The case of U.S. sprinter Erriyon Knighton, announced last week, is a good example of the double standards. Without commenting on the merits, it is difficult to understand how USADA can declare in a statement that “justice was served” in this case, given it had argued in the hearing that the analytical result was incompatible with meat contamination and had sought a sanction of four years against the athlete. It is particularly intriguing that USADA made this sudden U-turn in its opinion without even having seen the reasoned decision, which is not yet available. I cannot help but wonder what USADA would be saying if this had involved an athlete in China.  

One of the more radical and ill-judged suggestions made by USADA is that the U.S. Government should reduce or withhold its 2024 contribution to WADA. Is this because USADA thinks it will receive the funding instead? Perhaps it is an attempt to make up for the loss of revenue it experienced when UFC refused to work with it anymore and it was unable to close a deal to conduct anti-doping for the horseracing authority. 

In any event, it would be a shame if the U.S. chose not to honor its commitments to the Americas region and pay its agreed share of the annual contribution to WADA’s budget. Naturally, it would come with significant ramifications as the U.S. would immediately lose all positions it currently holds within WADA’s governance structure, including on the Executive Committee. It could also lead to serious consequences for U.S. sport. Ultimately, it would be most harmful to American athletes as a drop in global funding would only serve to weaken the anti-doping system in other parts of the world where their competitors are based.  

In the face of all the aggression and the hypocrisy, WADA will carry on regardless. Our dedicated staff of more than 180 in our headquarters in Montreal, Canada, and other offices around the world, are working hard every day to maintain a level playing field for athletes. One major success of the WADA team has been how WADA handled the Russian doping crisis, which included the largest investigation in the history of sports integrity, ‘Operation LIMS’ that led to suspensions of more than 250 Russian athletes.  

Also, thanks to our cooperation with law enforcement agencies and NADOs in Europe, 300 million doses of anabolic steroids have been seized and prevented from entering the market. Data collected in this project has revealed that the U.S. is one of the world's largest markets for illicit steroids and performance-enhancing drugs.  
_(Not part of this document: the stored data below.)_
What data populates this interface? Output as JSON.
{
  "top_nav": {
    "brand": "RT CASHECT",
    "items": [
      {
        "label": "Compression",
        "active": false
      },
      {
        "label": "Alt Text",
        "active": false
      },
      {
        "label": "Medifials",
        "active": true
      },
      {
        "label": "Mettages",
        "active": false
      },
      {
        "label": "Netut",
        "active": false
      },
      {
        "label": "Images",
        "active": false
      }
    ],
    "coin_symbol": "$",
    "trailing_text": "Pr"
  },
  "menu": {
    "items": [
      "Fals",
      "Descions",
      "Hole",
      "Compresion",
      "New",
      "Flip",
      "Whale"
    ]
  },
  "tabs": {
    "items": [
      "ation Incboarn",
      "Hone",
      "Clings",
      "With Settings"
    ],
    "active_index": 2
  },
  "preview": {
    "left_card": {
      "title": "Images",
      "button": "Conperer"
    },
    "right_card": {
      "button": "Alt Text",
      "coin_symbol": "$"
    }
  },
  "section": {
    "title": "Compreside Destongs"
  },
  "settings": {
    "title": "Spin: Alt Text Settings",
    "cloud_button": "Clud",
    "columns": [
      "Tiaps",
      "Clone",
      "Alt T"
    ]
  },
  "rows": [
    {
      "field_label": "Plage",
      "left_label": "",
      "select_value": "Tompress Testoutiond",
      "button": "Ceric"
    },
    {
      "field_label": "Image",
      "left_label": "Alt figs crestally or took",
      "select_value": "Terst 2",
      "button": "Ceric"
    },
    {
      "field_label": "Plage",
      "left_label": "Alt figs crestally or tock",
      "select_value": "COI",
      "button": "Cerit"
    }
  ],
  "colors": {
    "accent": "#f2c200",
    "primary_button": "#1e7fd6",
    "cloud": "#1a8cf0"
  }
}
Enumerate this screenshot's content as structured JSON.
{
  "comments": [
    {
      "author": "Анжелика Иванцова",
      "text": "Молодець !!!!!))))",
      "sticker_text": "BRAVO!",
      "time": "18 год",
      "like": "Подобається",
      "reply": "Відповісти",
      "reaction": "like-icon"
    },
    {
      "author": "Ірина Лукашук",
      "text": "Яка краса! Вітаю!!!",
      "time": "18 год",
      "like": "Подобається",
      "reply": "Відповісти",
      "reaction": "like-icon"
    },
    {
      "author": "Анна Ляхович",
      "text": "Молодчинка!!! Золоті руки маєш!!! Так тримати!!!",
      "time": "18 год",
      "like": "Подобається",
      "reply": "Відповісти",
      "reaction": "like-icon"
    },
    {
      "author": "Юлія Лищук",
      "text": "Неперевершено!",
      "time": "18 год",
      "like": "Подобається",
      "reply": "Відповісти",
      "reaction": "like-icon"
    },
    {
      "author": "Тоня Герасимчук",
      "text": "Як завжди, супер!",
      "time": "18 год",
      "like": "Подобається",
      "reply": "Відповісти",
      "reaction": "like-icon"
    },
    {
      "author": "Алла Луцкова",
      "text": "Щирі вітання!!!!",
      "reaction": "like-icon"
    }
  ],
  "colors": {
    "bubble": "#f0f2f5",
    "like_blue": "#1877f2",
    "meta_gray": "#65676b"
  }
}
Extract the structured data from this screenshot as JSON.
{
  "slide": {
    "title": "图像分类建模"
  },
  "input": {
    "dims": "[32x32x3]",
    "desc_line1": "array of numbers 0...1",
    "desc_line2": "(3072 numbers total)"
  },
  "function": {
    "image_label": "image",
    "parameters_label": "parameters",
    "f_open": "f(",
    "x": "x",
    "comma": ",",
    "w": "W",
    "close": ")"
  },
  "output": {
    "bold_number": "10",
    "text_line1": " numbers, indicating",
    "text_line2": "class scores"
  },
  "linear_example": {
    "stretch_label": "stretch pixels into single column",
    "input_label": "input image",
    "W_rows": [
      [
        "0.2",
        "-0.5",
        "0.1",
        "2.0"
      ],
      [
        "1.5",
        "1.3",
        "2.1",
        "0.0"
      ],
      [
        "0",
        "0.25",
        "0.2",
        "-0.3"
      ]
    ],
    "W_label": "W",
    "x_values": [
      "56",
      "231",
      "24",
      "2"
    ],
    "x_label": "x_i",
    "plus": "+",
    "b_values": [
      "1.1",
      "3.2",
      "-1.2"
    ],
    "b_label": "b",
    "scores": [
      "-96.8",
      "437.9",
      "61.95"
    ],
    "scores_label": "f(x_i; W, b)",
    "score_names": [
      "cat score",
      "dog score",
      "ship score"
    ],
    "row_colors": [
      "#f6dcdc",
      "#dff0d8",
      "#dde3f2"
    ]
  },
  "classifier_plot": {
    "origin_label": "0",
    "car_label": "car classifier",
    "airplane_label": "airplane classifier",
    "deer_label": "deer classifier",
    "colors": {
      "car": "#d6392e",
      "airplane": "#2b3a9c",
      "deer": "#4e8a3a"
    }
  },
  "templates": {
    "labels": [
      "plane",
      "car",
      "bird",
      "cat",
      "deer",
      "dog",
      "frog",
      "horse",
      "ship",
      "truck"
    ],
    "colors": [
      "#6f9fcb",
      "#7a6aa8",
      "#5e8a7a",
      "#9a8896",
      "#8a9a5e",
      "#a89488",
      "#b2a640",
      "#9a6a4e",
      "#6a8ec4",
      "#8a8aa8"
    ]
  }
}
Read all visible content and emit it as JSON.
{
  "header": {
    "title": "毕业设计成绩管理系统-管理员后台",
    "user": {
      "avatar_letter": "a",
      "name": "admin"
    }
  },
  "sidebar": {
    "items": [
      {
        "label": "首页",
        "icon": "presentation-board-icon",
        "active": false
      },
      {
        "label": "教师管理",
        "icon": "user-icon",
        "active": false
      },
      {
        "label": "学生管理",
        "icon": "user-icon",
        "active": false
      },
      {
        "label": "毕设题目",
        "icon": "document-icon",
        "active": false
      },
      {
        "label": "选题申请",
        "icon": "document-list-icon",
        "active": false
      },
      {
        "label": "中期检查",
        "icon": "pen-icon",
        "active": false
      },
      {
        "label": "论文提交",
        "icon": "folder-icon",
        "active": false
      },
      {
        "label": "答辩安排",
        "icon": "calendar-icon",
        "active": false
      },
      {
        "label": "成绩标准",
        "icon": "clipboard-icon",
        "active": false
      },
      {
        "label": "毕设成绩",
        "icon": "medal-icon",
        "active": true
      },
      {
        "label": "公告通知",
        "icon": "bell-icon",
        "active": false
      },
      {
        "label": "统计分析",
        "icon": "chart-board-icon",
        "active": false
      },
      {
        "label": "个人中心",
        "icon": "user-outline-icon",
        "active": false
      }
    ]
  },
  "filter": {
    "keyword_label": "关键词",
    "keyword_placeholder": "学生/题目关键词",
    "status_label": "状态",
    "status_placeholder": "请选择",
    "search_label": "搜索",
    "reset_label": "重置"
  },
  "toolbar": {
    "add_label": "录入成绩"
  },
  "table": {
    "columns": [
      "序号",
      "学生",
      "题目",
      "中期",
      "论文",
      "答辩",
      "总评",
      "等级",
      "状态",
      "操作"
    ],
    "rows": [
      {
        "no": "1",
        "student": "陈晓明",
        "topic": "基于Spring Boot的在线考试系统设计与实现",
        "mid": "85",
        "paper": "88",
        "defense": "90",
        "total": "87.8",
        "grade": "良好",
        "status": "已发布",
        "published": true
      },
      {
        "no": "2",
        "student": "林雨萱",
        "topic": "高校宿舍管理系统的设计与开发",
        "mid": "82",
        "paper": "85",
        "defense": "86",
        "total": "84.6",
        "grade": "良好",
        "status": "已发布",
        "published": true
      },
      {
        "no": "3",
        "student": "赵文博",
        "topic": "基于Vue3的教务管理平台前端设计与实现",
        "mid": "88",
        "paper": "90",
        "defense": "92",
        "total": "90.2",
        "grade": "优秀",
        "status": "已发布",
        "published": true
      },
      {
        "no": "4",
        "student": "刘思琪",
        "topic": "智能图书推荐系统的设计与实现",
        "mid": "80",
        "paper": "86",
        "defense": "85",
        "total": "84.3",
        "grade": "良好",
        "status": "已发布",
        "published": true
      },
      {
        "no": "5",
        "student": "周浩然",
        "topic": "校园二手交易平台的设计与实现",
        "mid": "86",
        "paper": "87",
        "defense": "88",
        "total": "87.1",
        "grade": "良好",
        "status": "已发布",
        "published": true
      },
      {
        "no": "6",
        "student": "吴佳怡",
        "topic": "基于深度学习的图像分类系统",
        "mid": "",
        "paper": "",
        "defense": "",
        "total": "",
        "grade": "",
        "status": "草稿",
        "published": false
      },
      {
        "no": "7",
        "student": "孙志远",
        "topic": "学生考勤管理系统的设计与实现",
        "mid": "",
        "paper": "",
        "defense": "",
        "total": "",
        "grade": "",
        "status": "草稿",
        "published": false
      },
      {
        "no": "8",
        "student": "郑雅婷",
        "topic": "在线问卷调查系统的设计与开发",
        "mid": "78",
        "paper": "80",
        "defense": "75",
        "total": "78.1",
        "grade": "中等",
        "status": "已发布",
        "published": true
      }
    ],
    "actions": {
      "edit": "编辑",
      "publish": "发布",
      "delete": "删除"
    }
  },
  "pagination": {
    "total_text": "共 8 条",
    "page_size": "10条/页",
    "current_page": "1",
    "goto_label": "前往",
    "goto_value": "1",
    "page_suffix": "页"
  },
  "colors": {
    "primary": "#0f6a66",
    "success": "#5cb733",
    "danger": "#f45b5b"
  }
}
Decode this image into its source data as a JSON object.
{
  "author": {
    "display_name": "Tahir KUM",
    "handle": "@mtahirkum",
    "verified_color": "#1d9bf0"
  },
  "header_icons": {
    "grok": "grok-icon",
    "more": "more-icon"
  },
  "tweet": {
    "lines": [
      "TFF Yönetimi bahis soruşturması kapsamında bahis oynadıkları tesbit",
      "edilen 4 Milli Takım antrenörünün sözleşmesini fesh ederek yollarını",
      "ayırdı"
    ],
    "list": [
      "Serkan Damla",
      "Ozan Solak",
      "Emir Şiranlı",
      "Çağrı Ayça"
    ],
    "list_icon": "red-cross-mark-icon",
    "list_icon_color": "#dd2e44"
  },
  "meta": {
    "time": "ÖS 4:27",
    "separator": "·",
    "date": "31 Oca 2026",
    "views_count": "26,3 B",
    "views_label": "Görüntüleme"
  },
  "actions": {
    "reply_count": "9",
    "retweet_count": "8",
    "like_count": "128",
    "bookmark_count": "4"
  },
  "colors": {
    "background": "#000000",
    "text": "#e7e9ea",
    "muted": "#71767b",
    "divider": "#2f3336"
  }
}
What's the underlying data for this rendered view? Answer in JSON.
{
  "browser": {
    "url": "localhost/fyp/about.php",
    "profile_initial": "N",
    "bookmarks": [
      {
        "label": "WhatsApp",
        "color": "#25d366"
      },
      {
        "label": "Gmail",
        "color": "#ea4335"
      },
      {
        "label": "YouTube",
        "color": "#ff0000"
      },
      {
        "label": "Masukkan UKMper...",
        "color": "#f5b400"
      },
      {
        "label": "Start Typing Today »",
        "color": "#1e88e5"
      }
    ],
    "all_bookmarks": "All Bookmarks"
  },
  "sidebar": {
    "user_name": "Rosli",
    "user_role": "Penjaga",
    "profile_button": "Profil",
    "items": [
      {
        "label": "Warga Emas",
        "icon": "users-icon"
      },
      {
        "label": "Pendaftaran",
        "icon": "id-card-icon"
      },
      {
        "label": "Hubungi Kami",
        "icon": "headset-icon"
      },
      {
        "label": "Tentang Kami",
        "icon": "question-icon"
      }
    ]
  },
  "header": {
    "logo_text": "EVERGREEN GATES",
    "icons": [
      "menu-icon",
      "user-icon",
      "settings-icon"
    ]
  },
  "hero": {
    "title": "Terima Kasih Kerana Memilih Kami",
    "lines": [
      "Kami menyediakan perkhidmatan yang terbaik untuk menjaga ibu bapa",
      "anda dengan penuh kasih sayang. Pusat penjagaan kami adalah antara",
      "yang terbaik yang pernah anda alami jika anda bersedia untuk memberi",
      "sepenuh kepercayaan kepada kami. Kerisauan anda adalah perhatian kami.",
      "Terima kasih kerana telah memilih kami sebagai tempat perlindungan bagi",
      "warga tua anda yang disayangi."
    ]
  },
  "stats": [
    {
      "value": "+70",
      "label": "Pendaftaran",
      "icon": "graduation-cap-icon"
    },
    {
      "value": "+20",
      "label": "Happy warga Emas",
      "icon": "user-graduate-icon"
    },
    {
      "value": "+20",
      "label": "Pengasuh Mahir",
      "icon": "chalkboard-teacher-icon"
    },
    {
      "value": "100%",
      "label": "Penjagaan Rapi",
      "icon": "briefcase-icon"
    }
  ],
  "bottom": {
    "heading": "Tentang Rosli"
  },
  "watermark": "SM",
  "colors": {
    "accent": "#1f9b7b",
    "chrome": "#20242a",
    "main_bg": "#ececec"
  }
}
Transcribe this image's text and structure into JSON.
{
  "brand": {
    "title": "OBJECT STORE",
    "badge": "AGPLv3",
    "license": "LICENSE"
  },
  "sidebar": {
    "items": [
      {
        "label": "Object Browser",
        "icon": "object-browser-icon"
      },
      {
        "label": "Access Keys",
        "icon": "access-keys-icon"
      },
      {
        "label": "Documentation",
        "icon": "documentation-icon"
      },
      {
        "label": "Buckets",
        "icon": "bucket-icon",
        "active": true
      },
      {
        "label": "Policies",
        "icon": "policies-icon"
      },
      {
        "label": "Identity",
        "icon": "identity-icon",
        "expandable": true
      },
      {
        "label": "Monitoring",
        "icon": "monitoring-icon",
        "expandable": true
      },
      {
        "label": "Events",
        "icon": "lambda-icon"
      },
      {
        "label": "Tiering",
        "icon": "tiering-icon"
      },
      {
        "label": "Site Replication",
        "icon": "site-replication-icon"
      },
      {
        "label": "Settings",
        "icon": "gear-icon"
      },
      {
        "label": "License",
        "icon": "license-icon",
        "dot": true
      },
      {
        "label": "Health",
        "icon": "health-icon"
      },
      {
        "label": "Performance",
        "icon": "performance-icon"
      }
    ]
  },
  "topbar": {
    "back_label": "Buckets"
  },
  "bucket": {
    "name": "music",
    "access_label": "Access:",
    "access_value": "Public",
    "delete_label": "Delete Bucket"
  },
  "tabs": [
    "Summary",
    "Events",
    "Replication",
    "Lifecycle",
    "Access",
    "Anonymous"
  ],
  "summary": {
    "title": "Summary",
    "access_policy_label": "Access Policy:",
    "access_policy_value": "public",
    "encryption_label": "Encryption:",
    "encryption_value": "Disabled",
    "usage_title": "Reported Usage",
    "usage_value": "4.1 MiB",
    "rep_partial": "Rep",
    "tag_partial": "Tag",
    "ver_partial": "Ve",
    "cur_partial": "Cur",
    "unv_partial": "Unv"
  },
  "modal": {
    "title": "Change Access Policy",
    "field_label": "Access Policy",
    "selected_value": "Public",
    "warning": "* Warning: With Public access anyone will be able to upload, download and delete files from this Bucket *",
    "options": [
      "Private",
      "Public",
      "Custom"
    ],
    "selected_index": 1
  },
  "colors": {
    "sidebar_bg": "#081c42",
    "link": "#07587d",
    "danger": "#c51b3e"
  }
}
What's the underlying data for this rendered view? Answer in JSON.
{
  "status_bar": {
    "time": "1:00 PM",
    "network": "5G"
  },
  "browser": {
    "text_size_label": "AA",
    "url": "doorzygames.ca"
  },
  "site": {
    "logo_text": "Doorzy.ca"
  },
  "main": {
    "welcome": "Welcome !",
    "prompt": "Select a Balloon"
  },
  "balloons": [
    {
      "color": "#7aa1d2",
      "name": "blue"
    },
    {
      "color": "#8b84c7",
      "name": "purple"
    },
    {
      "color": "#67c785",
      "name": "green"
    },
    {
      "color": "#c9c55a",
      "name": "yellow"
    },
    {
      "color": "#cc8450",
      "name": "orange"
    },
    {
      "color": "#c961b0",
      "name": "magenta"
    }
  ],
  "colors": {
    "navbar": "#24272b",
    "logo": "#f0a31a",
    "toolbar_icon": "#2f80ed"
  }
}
There is much to be done together. Despite this, USADA’s attacks on WADA continue. Unfortunately, they do not just harm the global anti-doping system that USADA is bound to uphold; they are also hurting the athletes by undermining their trust in sport. They make athletes question, a month before the world’s biggest sports event, whether the competition is clean. USADA has deviated from its core mandate of managing anti-doping programs in the U.S. to playing politics at the expense of what should be their key stakeholder group, the athletes. They pit American athletes against other nations, dividing them into better and worse, into us and them. So long as I am President, I will push back against anyone who drags WADA into their political games and compromises the system that the global anti-doping community has spent 25 years building together – a system that is designed to serve athletes equally…worldwide.